И жадно втыкался носом, усами в передник, в подмышки. боящейся щекотки Валечки. Целовал через платье груди. Гладил полные, с наплывом даже, колени. Их особенно любил.
— Наркотик мой… Чэм мажешься?
— Да ничем… Иосиф Виссарионович…
— Врощь… Мажешься!
— Нет.
— Мажешься!
— А вот и нет…
— Мажешься!
— Ну, тогда мажусь!..
— Чэм?
— Чем вам нравится… Да нет же! Запах у меня такой, черемуховый вроде, с детства. Я ведь не виновата…
— Виновата… Приворожила… мэня… Прыдещь сегодня.
— В каких?
— Сама выбери…
— Ладненько… Я знаю.
— Всо ты знаэщь, лощадка. За то и лублу.
И опять улыбался, добрел. В такие минуты казался добрее доброго. Глаза теряли тигриный прицел.
Просто пожилой, сутулый, невзрачный, в сероватом кителе. Пенсионер.
А он и вправду получал пенсию. В конвертах приносил Поскребышев. Клал на стол, убирал в сейф. Позднее приказал переводить на книжку. Впоследствии на книжке оказалось девятьсот рублей… Отдали Светлане.
Во всех же привычках своих Сталин был настолько консервативен, что это граничило только с неврозом. У женщин любил скромные длинноватые платья. С этим его пристрастием, для кого-то, возможно, смешным, Валечке приходилось особенно считаться. Был вот такой, к примеру, случай. Подавала обед и стояла рядом, а он обнял ее привычно, как свою женщину, гладя ноги через подол тонкого летнего платья, и вдруг бросил салфетку, сурово взглянул.
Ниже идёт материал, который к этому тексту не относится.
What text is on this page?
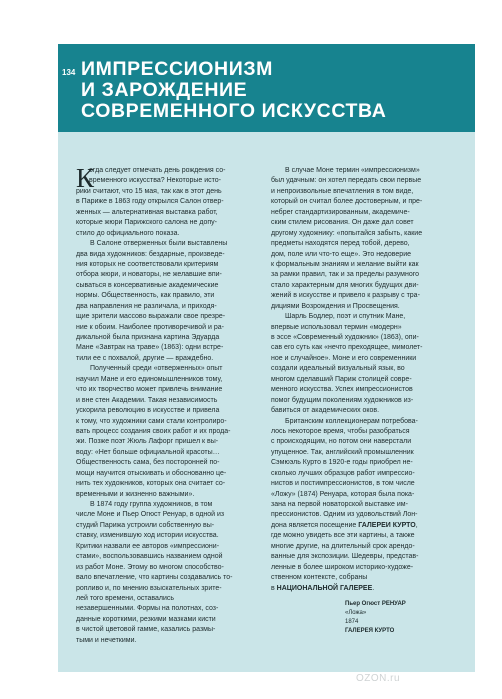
134 ИМПРЕССИОНИЗМ
И ЗАРОЖДЕНИЕ
СОВРЕМЕННОГО ИСКУССТВА
К
огда следует отмечать день рождения со-
временного искусства? Некоторые исто-
рики считают, что 15 мая, так как в этот день
в Париже в 1863 году открылся Салон отвер-
женных — альтернативная выставка работ,
которые жюри Парижского салона не допу-
стило до официального показа.
В Салоне отверженных были выставлены
два вида художников: бездарные, произведе-
ния которых не соответствовали критериям
отбора жюри, и новаторы, не желавшие впи-
сываться в консервативные академические
нормы. Общественность, как правило, эти
два направления не различала, и приходя-
щие зрители массово выражали свое презре-
ние к обоим. Наиболее противоречивой и ра-
дикальной была признана картина Эдуарда
Мане «Завтрак на траве» (1863): одни встре-
тили ее с похвалой, другие — враждебно.
Полученный среди «отверженных» опыт
научил Мане и его единомышленников тому,
что их творчество может привлечь внимание
и вне стен Академии. Такая независимость
ускорила революцию в искусстве и привела
к тому, что художники сами стали контролиро-
вать процесс создания своих работ и их прода-
жи. Позже поэт Жюль Лафорг пришел к вы-
воду: «Нет больше официальной красоты…
Общественность сама, без посторонней по-
мощи научится отыскивать и обоснованно це-
нить тех художников, которых она считает со-
временными и жизненно важными».
В 1874 году группа художников, в том
числе Моне и Пьер Огюст Ренуар, в одной из
студий Парижа устроили собственную вы-
ставку, изменившую ход истории искусства.
Критики назвали ее авторов «импрессиони-
стами», воспользовавшись названием одной
из работ Моне. Этому во многом способство-
вало впечатление, что картины создавались то-
ропливо и, по мнению взыскательных зрите-
лей того времени, оставались
незавершенными. Формы на полотнах, соз-
данные короткими, резкими мазками кисти
в чистой цветовой гамме, казались размы-
тыми и нечеткими.
В случае Моне термин «импрессионизм»
был удачным: он хотел передать свои первые
и непроизвольные впечатления в том виде,
который он считал более достоверным, и пре-
небрег стандартизированным, академиче-
ским стилем рисования. Он даже дал совет
другому художнику: «попытайся забыть, какие
предметы находятся перед тобой, дерево,
дом, поле или что-то еще». Это недоверие
к формальным знаниям и желание выйти как
за рамки правил, так и за пределы разумного
стало характерным для многих будущих дви-
жений в искусстве и привело к разрыву с тра-
дициями Возрождения и Просвещения.
Шарль Бодлер, поэт и спутник Мане,
впервые использовал термин «модерн»
в эссе «Современный художник» (1863), опи-
сав его суть как «нечто преходящее, мимолет-
ное и случайное». Моне и его современники
создали идеальный визуальный язык, во
многом сделавший Париж столицей совре-
менного искусства. Успех импрессионистов
помог будущим поколениям художников из-
бавиться от академических оков.
Британским коллекционерам потребова-
лось некоторое время, чтобы разобраться
с происходящим, но потом они наверстали
упущенное. Так, английский промышленник
Сэмюэль Курто в 1920-е годы приобрел не-
сколько лучших образцов работ импрессио-
нистов и постимпрессионистов, в том числе
«Ложу» (1874) Ренуара, которая была пока-
зана на первой новаторской выставке им-
прессионистов. Одним из удовольствий Лон-
дона является посещение ГАЛЕРЕИ КУРТО,
где можно увидеть все эти картины, а также
многие другие, на длительный срок арендо-
ванные для экспозиции. Шедевры, представ-
ленные в более широком историко-художе-
ственном контексте, собраны
в НАЦИОНАЛЬНОЙ ГАЛЕРЕЕ.
Пьер Огюст РЕНУАР
«Ложа»
1874
ГАЛЕРЕЯ КУРТО
OZON.ru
И тотчас она, едва не вздрогнув, поняла тоже. Сегодня была не в той форме, в какой безоговорочно полагалось ей быть. Он признавал женщину женщиной, только если она была в рейтузах — так назывались тогда длинные панталоны с резинкой. А Валечка сегодня стирала белье и надела короткие ситцевые трусы.
— Стиралась я, — пытаясь как-то выкрутиться, пробормотала она.
— Всэ, чьто ли… выстырала?
Он отодвинул стул, не стал больше есть и ушел курить на веранду.